But the justice minister admitted that falling Garda numbers was an issue and said he would draw up proposals soon for the first recruitment campaign since 2009.
Mr Shatter faced heavy criticism inside and outside the Dáil as doors shut for the last time yesterday on 95 mainly rural stations. Five will close shortly, bringing to 134 the number shut in the past 10 months. He refused to rule out more closures, with at least 100 others possibly under threat.
Mr Shatter attempted to deflect the anger, saying Garda Commissioner Martin Callinan had assured him the selected stations were of “no operational benefit”. “I am acting on the best professional advice of the Garda Commissioner,” he said.
He claimed the closures would actually improve local policing by freeing gardaí from desk duty and providing 61,000 additional patrol hours annually.
That claim was dismissed by rank and file gardaí, including members of the force in Cork who described the minister’s strategy as “pure madness”.
Michael Corcoran, a senior Garda Representative Association official in Cork City, said the combination of closures and reduced opening hours in other stations was “ill-advised and dangerous”.
“One small community in West Cork whose local station is closing will now be 76km from the nearest 24-hour Garda station along some of the worst roads in the country.
“The response time for that community will be one hour, 15 minutes at best and that’s in ideal conditions when the car is not tied up with other calls. The criminal will be long gone by the time that lone patrol car arrives.”
Mr Shatter denied he had reneged on election promises that closing stations would not be considered for cost-cutting purposes. Former Mountjoy governor John Lonergan rubbished that argument: “It’s totally economic.”

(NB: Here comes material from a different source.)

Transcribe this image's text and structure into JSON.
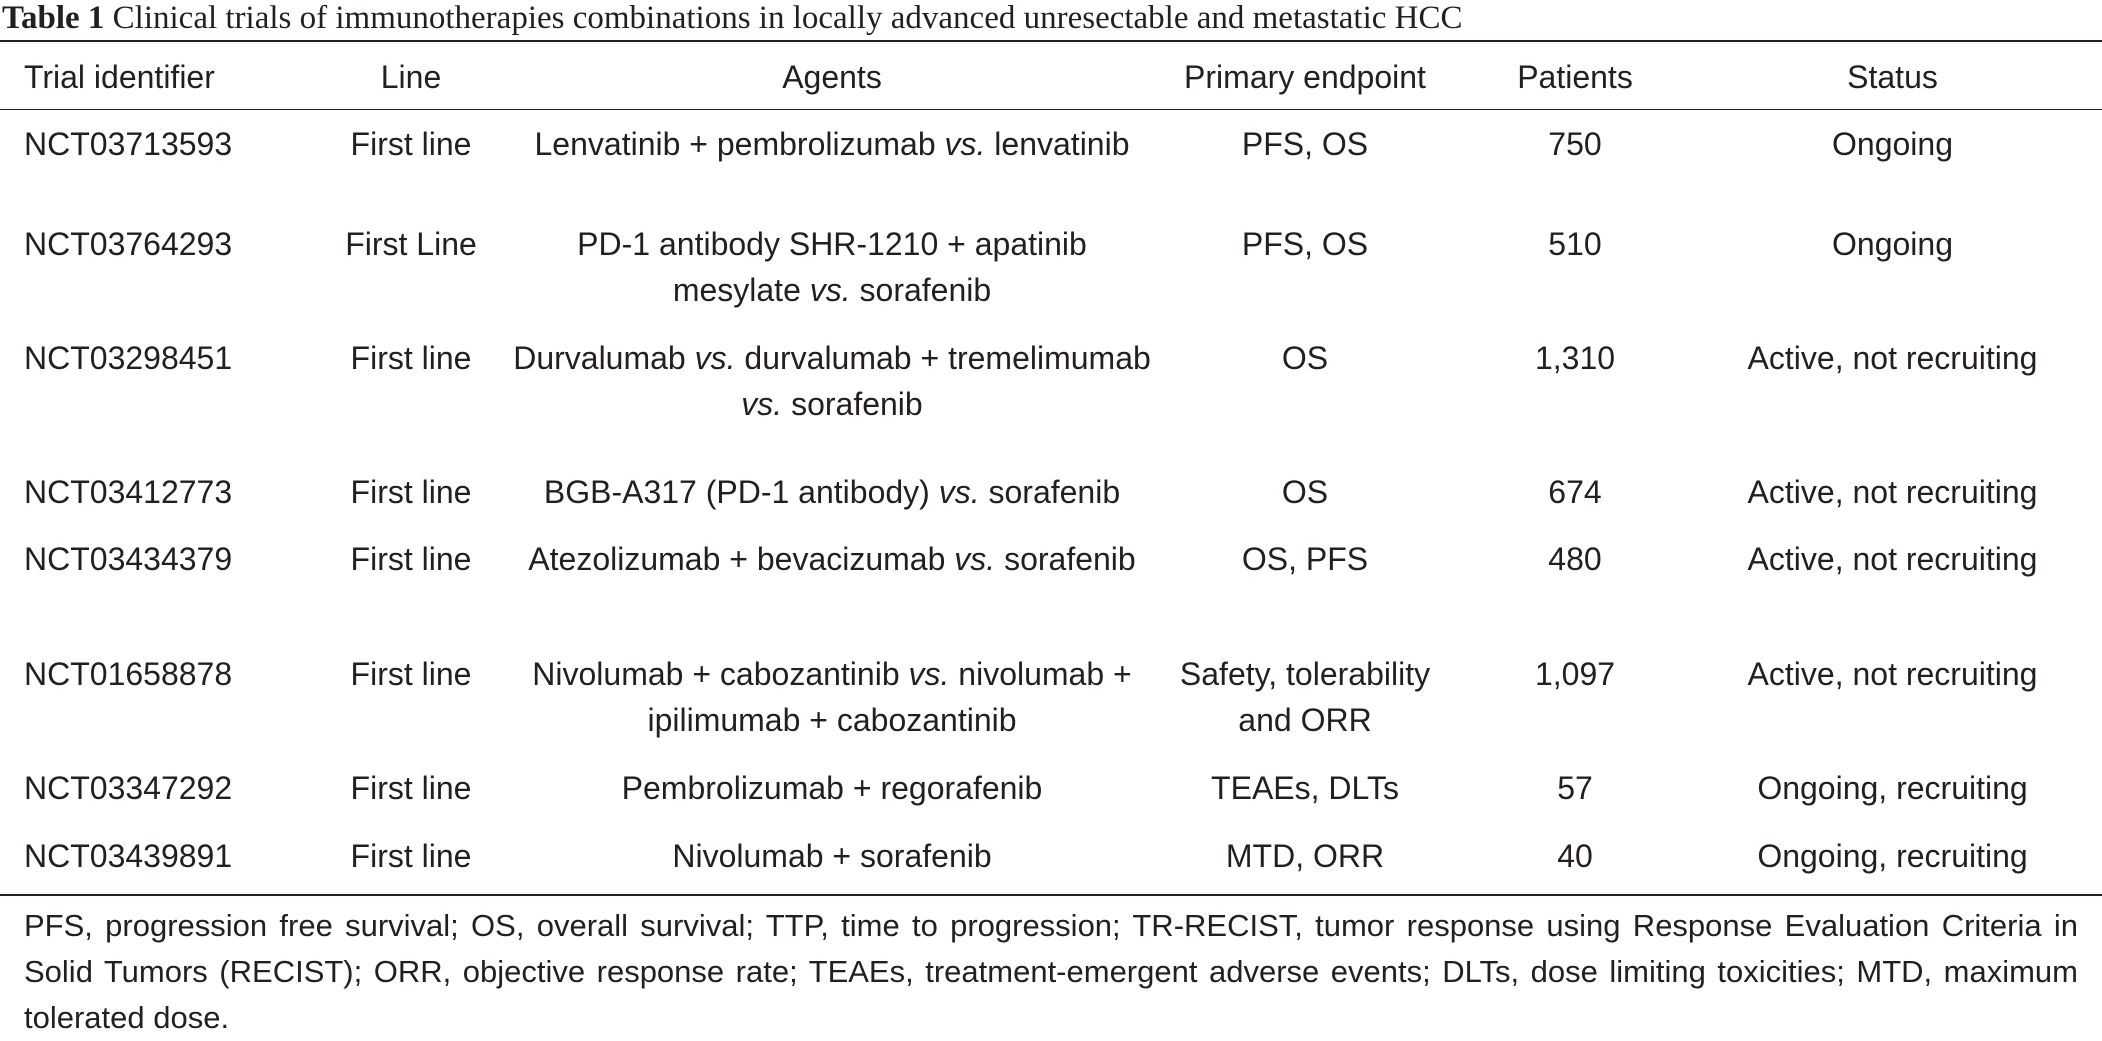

“The removal of local Garda stations throughout rural Ireland is definitely having very, very detrimental consequences for the local community in rural Ireland and it is causing an added layer of fear and insecurity.”
Meanwhile, it has emerged 128 prisoners are at large from the country’s open prisons, including 103 from Loughan House in Cavan.
That is the same open facility where Martin McDermott escaped from last March while serving a seven-year sentence for the manslaughter of Garda Gary McLoughlin in 2009.
RTÉ received the figures from the Irish Prison Service under the Freedom of Information Act.